In theory many of these ideas seem clear and logical but when it comes to applying them to the markets, the task is much more difficult. The theoreticals are a gross simplification of the real market, and the simple analyses which can be done on the theoreticals can become baffling when tried on a real market chart. Baumring would regularly repeat that the theoreticals are just theoreticals, and the market is different. If not, one could do Fourier analysis on the market and break out all of the components and know where it is going, but Baumring said that this would not work. Baumring also stated that the component waves were not sinusoidal, but were elliptical instead. This obviously changes the picture, but would seem to correlate more logically to planetary phenomena.
Baumring used to talk about measuring acceleration and deceleration off of a median line. He would say to dray a vector or line from a high to a low and then the movements above and below that line should be symmetrical and be a measure of acceleration and deceleration which would identify some of the underlying waves.

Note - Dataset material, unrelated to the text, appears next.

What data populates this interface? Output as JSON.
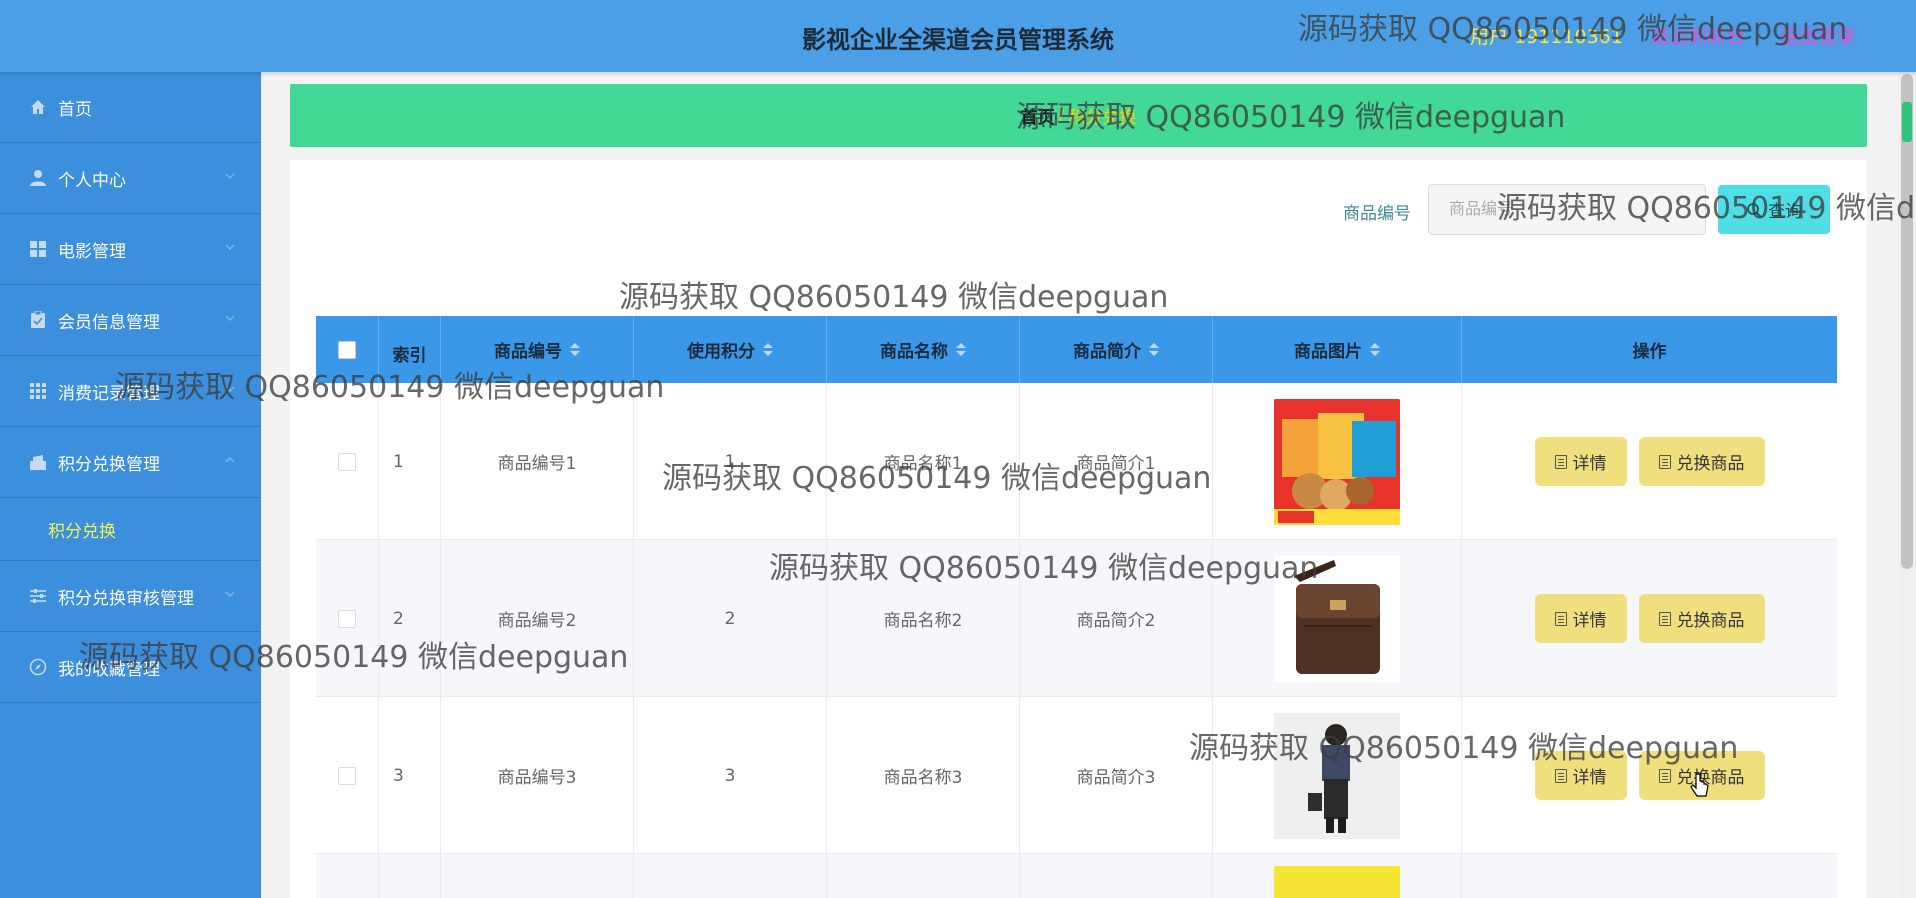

When you have two or more waves changing together or crossing a node and you multiply their 1/4 cycles together to find the LCD, then at that point of time in the future they will be changing direction again. So find where two cycles turn together and project the LCD both forward and backward and you will always see them turn together or cross a node together at their 1/4 cycles.
Baumring says that taking time counts allows us to measure the spatial orientation of the structure we are analyzing. So then we are able to see the structure and what precedes it and the next structure and what precedes that and then we measure the changes in torque between them.